One way Bridlewood Estates has delayed annexation is to enter into a fire services agreement with the City of Rosenberg. The city had provided fire protection to unincorporated areas with funding partially reimbursed by Fort Bend County. But as costs increased, Hamlett said, it became necessary for Rosenberg to cancel that service. Bridlewood residents were also losing their fire insurance because of the distance to the nearest Rosenberg fire station. As part of the new fire service agreement, Rosenberg will build a new fire station closer to Bridlewood, which is slated to open in August of 2013.
While Bridlewood is trying to avoid annexation and what they perceive as unwanted government interference, the community has turned to a government agency, the Texas Department of Transportation, to try and get a stoplight installed at FM 762 and Berdett Road. Residents say the simple act of turning left from Berdett onto FM 762 has become a daily battle as traffic has increased due to the opening of Reading Junior High and George Ranch High School.
“From about 7:15 to 8:15 the traffic is terrible,” said Steenbergen. “People get so frustrated that they just turn in front of oncoming traffic.

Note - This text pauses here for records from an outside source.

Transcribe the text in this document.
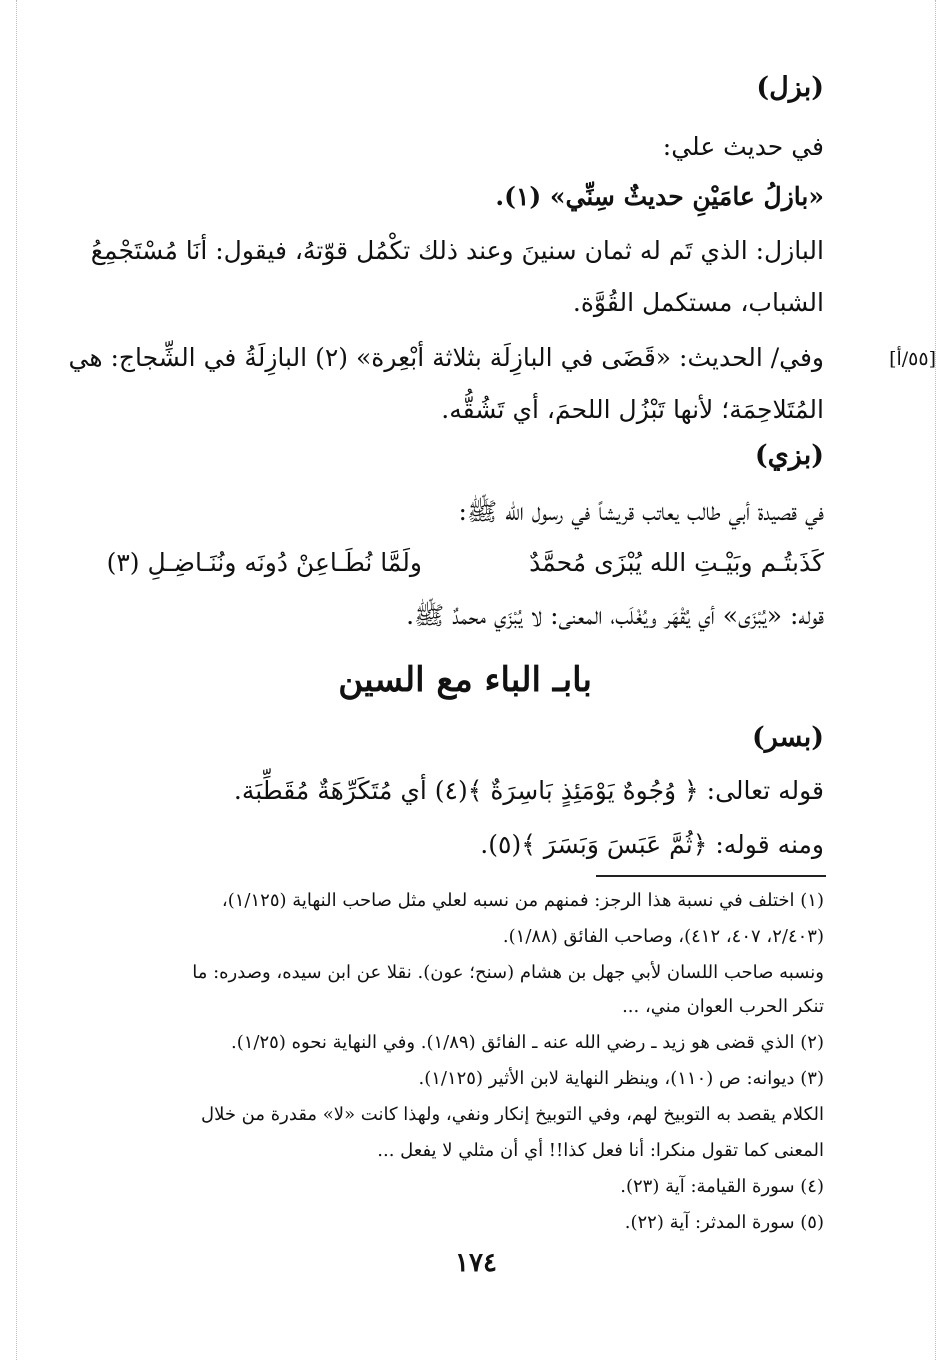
(بزل)
في حديث علي:
«بازلُ عامَيْنِ حديثٌ سِنِّي» (١).
البازل: الذي تَم له ثمان سنينَ وعند ذلك تكْمُل قوّتهُ، فيقول: أنَا مُسْتَجْمِعُ
الشباب، مستكمل القُوَّة.
[٥٥/أ]
وفي/ الحديث: «قَضَى في البازِلَة بثلاثة أبْعِرة» (٢) البازِلَةُ في الشِّجاج: هي
المُتَلاحِمَة؛ لأنها تَبْزُل اللحمَ، أي تَشُقُّه.
(بزي)
في قصيدة أبي طالب يعاتب قريشاً في رسول الله ﷺ:
كَذَبتُـم وبَيْـتِ الله يُبْزَى مُحمَّدٌ
ولَمَّا نُطَـاعِنْ دُونَه ونُنَـاضِـلِ (٣)
قوله: «يُبْزَى» أي يُقْهَر ويُغْلَب، المعنى: لا يُبْزَي محمدٌ ﷺ.
بابـ الباء مع السين
(بسر)
قوله تعالى: ﴿ وُجُوهٌ يَوْمَئِذٍ بَاسِرَةٌ ﴾(٤) أي مُتَكَرِّهَةٌ مُقَطِّبَة.
ومنه قوله: ﴿ثُمَّ عَبَسَ وَبَسَرَ ﴾(٥).
(١) اختلف في نسبة هذا الرجز: فمنهم من نسبه لعلي مثل صاحب النهاية (١/١٢٥)،
(٢/٤٠٣، ٤٠٧، ٤١٢)، وصاحب الفائق (١/٨٨).
ونسبه صاحب اللسان لأبي جهل بن هشام (سنح؛ عون). نقلا عن ابن سيده، وصدره: ما
تنكر الحرب العوان مني، ...
(٢) الذي قضى هو زيد ـ رضي الله عنه ـ الفائق (١/٨٩). وفي النهاية نحوه (١/٢٥).
(٣) ديوانه: ص (١١٠)، وينظر النهاية لابن الأثير (١/١٢٥).
الكلام يقصد به التوبيخ لهم، وفي التوبيخ إنكار ونفي، ولهذا كانت «لا» مقدرة من خلال
المعنى كما تقول منكرا: أنا فعل كذا!! أي أن مثلي لا يفعل ...
(٤) سورة القيامة: آية (٢٣).
(٥) سورة المدثر: آية (٢٢).
١٧٤
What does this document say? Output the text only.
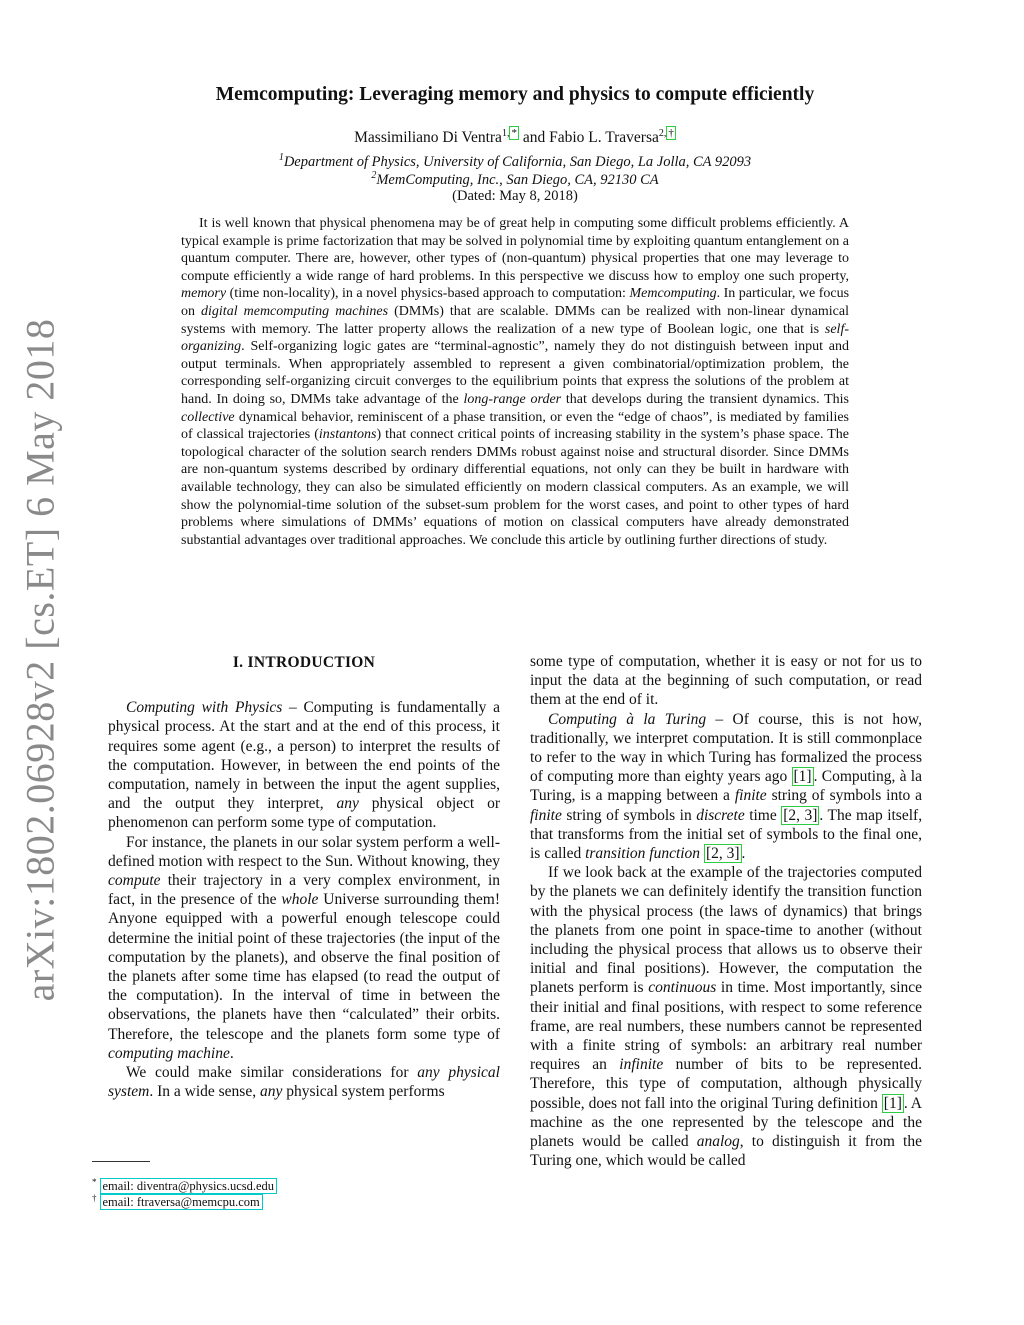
arXiv:1802.06928v2 [cs.ET] 6 May 2018
Memcomputing: Leveraging memory and physics to compute efficiently
Massimiliano Di Ventra$^{1,}$ * and Fabio L. Traversa$^{2,}$ †
$^1$Department of Physics, University of California, San Diego, La Jolla, CA 92093
$^2$MemComputing, Inc., San Diego, CA, 92130 CA
(Dated: May 8, 2018)

It is well known that physical phenomena may be of great help in computing some difficult problems efficiently. A typical example is prime factorization that may be solved in polynomial time by exploiting quantum entanglement on a quantum computer. There are, however, other types of (non-quantum) physical properties that one may leverage to compute efficiently a wide range of hard problems. In this perspective we discuss how to employ one such property, memory (time non-locality), in a novel physics-based approach to computation: Memcomputing. In particular, we focus on digital memcomputing machines (DMMs) that are scalable. DMMs can be realized with non-linear dynamical systems with memory. The latter property allows the realization of a new type of Boolean logic, one that is self-organizing. Self-organizing logic gates are “terminal-agnostic”, namely they do not distinguish between input and output terminals. When appropriately assembled to represent a given combinatorial/optimization problem, the corresponding self-organizing circuit converges to the equilibrium points that express the solutions of the problem at hand. In doing so, DMMs take advantage of the long-range order that develops during the transient dynamics. This collective dynamical behavior, reminiscent of a phase transition, or even the “edge of chaos”, is mediated by families of classical trajectories (instantons) that connect critical points of increasing stability in the system’s phase space. The topological character of the solution search renders DMMs robust against noise and structural disorder. Since DMMs are non-quantum systems described by ordinary differential equations, not only can they be built in hardware with available technology, they can also be simulated efficiently on modern classical computers. As an example, we will show the polynomial-time solution of the subset-sum problem for the worst cases, and point to other types of hard problems where simulations of DMMs’ equations of motion on classical computers have already demonstrated substantial advantages over traditional approaches. We conclude this article by outlining further directions of study.

I. INTRODUCTION

Computing with Physics – Computing is fundamentally a physical process. At the start and at the end of this process, it requires some agent (e.g., a person) to interpret the results of the computation. However, in between the end points of the computation, namely in between the input the agent supplies, and the output they interpret, any physical object or phenomenon can perform some type of computation.

For instance, the planets in our solar system perform a well-defined motion with respect to the Sun. Without knowing, they compute their trajectory in a very complex environment, in fact, in the presence of the whole Universe surrounding them! Anyone equipped with a powerful enough telescope could determine the initial point of these trajectories (the input of the computation by the planets), and observe the final position of the planets after some time has elapsed (to read the output of the computation). In the interval of time in between the observations, the planets have then “calculated” their orbits. Therefore, the telescope and the planets form some type of computing machine.

We could make similar considerations for any physical system. In a wide sense, any physical system performs

some type of computation, whether it is easy or not for us to input the data at the beginning of such computation, or read them at the end of it.

Computing à la Turing – Of course, this is not how, traditionally, we interpret computation. It is still commonplace to refer to the way in which Turing has formalized the process of computing more than eighty years ago [1] . Computing, à la Turing, is a mapping between a finite string of symbols into a finite string of symbols in discrete time [2, 3] . The map itself, that transforms from the initial set of symbols to the final one, is called transition function [2, 3] .

If we look back at the example of the trajectories computed by the planets we can definitely identify the transition function with the physical process (the laws of dynamics) that brings the planets from one point in space-time to another (without including the physical process that allows us to observe their initial and final positions). However, the computation the planets perform is continuous in time. Most importantly, since their initial and final positions, with respect to some reference frame, are real numbers, these numbers cannot be represented with a finite string of symbols: an arbitrary real number requires an infinite number of bits to be represented. Therefore, this type of computation, although physically possible, does not fall into the original Turing definition [1] . A machine as the one represented by the telescope and the planets would be called analog, to distinguish it from the Turing one, which would be called

* email: diventra@physics.ucsd.edu
† email: ftraversa@memcpu.com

It’s like they’re trying to commit suicide.”
The subdivision was successful in getting a flashing light installed at the intersection and even paid for a sheriff’s deputy to direct traffic for a short time. But residents say what they really need is a legitimate traffic light that will stop traffic on FM 762 and allow residents to safely turn left during peak morning times.
The Grand Parkway project looms as a major worry for residents as well. Segment C is a 26 mile stretch that would connect US 59 to SH 288 and would essentially wrap around Bridlewood.
“There are no new developments with Segment C right now”, said Fort Bend County Precinct 1 Commissioner, James Patterson, “This project has been challenging because nobody wants it in their backyard. We have to try and be respectful of environmental concerns like the hardwood forest and eagle’s nests and the George Observatory and neighborhoods like Bridlewood.”
For now Bridlewood residents say they are hoping to walk the line between maintaining the best of what they have and trying to compromise on the rest.
“But really,” Steenbergen said. “We’d be happiest if they just left us alone”.